How to determine limits and continuity at for $f(x,y) = \frac{x^2 y}{x^4 + y^2}$for (x,y) ≠ (0,0) and f(0,0)=0 [closed]

I've just started to learn about multivariate function and limits and I'm not sure how to start of this question off.

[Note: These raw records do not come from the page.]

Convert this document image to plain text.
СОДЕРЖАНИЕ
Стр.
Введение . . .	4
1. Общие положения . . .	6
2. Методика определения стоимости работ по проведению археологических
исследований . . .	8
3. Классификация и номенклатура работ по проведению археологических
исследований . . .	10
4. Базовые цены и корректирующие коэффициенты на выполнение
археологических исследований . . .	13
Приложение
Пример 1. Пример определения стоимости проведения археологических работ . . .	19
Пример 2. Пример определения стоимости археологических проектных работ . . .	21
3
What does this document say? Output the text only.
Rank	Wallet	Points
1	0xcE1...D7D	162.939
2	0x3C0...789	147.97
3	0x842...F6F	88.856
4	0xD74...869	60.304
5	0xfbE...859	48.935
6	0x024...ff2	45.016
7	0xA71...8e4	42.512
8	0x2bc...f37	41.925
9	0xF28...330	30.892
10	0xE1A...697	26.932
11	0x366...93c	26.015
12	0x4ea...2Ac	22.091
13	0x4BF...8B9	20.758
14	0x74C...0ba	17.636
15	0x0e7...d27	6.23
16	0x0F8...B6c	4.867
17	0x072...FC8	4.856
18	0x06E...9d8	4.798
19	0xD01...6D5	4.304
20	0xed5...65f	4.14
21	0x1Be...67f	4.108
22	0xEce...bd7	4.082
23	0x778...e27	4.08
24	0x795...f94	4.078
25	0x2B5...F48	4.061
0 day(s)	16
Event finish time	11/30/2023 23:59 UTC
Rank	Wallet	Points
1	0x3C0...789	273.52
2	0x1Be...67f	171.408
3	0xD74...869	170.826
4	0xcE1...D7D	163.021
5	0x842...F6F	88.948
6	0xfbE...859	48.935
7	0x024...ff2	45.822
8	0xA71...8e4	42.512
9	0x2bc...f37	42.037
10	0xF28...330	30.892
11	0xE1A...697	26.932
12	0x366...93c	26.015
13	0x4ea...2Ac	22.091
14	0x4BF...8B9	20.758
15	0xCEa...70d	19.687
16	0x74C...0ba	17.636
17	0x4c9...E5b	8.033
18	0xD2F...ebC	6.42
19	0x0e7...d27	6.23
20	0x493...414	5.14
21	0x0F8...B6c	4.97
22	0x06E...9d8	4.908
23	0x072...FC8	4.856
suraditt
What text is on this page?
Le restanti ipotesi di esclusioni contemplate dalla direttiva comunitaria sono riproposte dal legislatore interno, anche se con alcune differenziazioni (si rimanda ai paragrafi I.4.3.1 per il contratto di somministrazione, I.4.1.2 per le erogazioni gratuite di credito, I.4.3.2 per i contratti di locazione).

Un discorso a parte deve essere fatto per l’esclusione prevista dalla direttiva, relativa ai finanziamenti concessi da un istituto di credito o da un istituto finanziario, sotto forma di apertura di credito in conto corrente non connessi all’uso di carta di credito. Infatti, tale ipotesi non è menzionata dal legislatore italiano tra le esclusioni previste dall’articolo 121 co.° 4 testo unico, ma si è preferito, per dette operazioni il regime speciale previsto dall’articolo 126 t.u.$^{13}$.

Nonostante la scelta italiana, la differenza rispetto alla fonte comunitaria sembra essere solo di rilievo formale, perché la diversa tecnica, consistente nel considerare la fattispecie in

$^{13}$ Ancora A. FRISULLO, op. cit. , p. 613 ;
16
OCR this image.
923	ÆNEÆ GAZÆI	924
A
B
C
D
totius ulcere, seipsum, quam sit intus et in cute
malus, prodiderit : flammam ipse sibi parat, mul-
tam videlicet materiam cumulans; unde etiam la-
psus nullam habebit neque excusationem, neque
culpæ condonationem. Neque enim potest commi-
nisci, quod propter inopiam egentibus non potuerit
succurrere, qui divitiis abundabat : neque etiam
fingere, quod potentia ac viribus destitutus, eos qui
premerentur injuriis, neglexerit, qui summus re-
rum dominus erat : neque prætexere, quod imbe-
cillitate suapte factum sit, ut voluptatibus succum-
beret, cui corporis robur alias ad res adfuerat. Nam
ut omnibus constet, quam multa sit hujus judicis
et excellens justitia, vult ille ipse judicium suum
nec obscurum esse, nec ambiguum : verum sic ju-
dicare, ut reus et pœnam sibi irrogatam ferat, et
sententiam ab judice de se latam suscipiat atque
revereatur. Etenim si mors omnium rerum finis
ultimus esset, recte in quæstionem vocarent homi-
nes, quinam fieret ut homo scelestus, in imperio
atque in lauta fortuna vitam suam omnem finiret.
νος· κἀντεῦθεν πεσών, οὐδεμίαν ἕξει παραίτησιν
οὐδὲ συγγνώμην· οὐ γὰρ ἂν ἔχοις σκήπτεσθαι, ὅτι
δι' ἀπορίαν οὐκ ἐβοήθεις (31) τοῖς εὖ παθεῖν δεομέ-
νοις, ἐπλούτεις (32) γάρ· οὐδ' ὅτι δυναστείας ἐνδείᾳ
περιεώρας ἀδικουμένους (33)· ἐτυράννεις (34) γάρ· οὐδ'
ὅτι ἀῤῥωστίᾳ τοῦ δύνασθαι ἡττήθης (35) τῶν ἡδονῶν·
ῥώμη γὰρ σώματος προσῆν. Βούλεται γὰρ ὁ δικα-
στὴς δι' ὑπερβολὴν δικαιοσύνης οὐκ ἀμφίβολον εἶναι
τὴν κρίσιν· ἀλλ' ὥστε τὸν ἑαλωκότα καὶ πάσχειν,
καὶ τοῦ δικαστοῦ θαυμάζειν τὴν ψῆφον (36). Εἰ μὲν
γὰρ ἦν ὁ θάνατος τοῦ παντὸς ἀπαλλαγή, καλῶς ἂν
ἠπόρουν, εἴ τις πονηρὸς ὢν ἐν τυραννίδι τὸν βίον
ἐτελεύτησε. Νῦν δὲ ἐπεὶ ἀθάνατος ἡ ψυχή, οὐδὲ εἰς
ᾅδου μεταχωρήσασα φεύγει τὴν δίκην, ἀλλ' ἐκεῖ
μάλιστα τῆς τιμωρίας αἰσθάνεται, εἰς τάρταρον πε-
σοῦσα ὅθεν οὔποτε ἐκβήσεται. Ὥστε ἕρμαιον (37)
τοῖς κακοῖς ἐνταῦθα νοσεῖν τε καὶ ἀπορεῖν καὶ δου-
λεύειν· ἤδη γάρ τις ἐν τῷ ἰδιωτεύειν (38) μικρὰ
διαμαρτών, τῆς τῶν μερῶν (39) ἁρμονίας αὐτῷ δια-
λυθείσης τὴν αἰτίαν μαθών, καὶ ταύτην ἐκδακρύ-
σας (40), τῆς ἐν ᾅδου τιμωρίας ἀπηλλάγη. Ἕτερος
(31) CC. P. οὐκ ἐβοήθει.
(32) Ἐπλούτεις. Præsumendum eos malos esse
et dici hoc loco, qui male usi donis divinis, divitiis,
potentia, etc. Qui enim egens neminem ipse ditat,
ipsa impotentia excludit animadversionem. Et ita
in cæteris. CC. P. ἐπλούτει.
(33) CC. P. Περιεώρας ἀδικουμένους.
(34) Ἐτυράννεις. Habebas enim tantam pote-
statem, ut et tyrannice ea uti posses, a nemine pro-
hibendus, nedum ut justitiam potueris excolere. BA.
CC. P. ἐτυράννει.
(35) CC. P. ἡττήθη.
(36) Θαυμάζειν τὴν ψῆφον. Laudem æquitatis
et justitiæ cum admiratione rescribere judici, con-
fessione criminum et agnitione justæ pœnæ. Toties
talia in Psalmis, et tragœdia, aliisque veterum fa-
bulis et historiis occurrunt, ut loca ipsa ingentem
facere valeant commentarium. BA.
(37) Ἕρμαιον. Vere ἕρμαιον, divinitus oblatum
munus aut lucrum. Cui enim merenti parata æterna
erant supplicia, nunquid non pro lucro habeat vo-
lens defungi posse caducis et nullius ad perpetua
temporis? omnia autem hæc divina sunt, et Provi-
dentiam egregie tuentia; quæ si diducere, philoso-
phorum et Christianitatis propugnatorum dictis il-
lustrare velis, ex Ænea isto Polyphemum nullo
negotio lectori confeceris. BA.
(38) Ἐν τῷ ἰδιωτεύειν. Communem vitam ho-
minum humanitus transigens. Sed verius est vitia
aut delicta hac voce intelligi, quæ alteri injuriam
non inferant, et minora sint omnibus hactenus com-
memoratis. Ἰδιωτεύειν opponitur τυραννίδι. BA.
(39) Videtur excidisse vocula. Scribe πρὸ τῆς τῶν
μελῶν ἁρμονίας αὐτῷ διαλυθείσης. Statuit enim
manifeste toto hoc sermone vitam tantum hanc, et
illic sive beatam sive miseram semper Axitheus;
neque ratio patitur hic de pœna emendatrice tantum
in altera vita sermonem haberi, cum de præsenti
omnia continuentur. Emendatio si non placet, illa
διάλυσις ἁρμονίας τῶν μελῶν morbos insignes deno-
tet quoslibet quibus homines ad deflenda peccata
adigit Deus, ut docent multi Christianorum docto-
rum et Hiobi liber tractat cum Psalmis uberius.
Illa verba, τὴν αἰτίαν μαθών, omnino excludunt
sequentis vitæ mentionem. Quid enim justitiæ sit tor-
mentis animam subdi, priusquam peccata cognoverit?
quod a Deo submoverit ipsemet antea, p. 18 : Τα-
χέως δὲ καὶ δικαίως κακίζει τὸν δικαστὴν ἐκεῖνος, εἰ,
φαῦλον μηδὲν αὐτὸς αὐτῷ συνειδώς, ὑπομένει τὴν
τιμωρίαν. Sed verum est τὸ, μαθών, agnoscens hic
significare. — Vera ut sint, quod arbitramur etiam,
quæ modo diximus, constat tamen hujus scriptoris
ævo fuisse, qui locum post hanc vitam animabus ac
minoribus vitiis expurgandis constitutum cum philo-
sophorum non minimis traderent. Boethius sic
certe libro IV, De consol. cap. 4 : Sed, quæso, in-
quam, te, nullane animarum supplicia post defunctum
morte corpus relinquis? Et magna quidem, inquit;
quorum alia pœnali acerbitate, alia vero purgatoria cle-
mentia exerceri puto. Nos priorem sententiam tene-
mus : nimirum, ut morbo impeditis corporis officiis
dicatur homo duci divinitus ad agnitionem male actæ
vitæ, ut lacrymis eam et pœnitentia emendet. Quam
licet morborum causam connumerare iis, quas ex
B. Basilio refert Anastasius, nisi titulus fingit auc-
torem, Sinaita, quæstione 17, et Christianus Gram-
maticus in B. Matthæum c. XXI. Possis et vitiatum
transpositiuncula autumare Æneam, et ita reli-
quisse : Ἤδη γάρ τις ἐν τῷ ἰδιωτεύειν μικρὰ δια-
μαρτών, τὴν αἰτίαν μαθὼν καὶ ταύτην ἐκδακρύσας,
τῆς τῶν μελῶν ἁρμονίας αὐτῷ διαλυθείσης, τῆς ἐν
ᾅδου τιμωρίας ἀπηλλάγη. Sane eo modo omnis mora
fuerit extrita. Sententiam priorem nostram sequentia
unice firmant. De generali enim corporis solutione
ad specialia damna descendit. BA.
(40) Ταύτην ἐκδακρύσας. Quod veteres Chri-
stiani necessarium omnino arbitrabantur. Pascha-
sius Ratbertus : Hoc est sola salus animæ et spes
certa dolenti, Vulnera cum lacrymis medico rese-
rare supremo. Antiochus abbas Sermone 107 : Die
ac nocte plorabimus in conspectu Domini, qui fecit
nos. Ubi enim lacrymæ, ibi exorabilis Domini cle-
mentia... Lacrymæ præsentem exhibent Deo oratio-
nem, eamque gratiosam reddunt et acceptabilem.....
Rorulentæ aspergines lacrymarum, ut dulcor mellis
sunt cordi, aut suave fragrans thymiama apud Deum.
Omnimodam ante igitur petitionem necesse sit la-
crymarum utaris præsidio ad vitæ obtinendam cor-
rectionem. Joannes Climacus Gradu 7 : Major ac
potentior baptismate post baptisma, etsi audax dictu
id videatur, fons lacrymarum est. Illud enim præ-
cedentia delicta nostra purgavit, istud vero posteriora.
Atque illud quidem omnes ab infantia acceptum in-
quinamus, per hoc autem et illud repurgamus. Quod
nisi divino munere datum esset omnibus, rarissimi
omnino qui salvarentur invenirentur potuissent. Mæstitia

I'm supposed to -

determine the limit of f(x,y) as x,y approaches (0,0) along the line y=mx for $$f(x,y) = \frac{x^2 y}{x^4 + y^2}$$ for (x,y) ≠ (0,0) and f(0,0)=0

determine whether it is continuous at (0,0).

Any tips or ideas on how to get started and figure this out would be appreciated

Solution 1:

Consider, the path $y=mx^{2}$ and approach towards the origin along $y=mx^2$.

Then, \begin{align}f(x, mx^2)&= \frac{x^2 (mx^2)}{x^4 + (mx^2)^2}\\ &=\frac{mx^4}{x^4(1+m^2)}\\ &=\frac{m}{1 + m^2} \end{align}

This implies the limit at $(0, 0) $ is path dependent, choosing different values of $m$ we get different limit.

But if a limit of a function of two variables exists at a point, then limit along all path exists and all are equal.

For continuity, choose a sequence $(\frac{1}{n}, \frac{1}{n^2}) $

Then, $ (\frac{1}{n}, \frac{1}{n^2})\to (0, 0) $

But, $f(\frac{1}{n}, \frac{1}{n^2})=\frac{1}{2} \neq f(0, 0) $

Hence, $f$ is not continuous at $(0, 0) $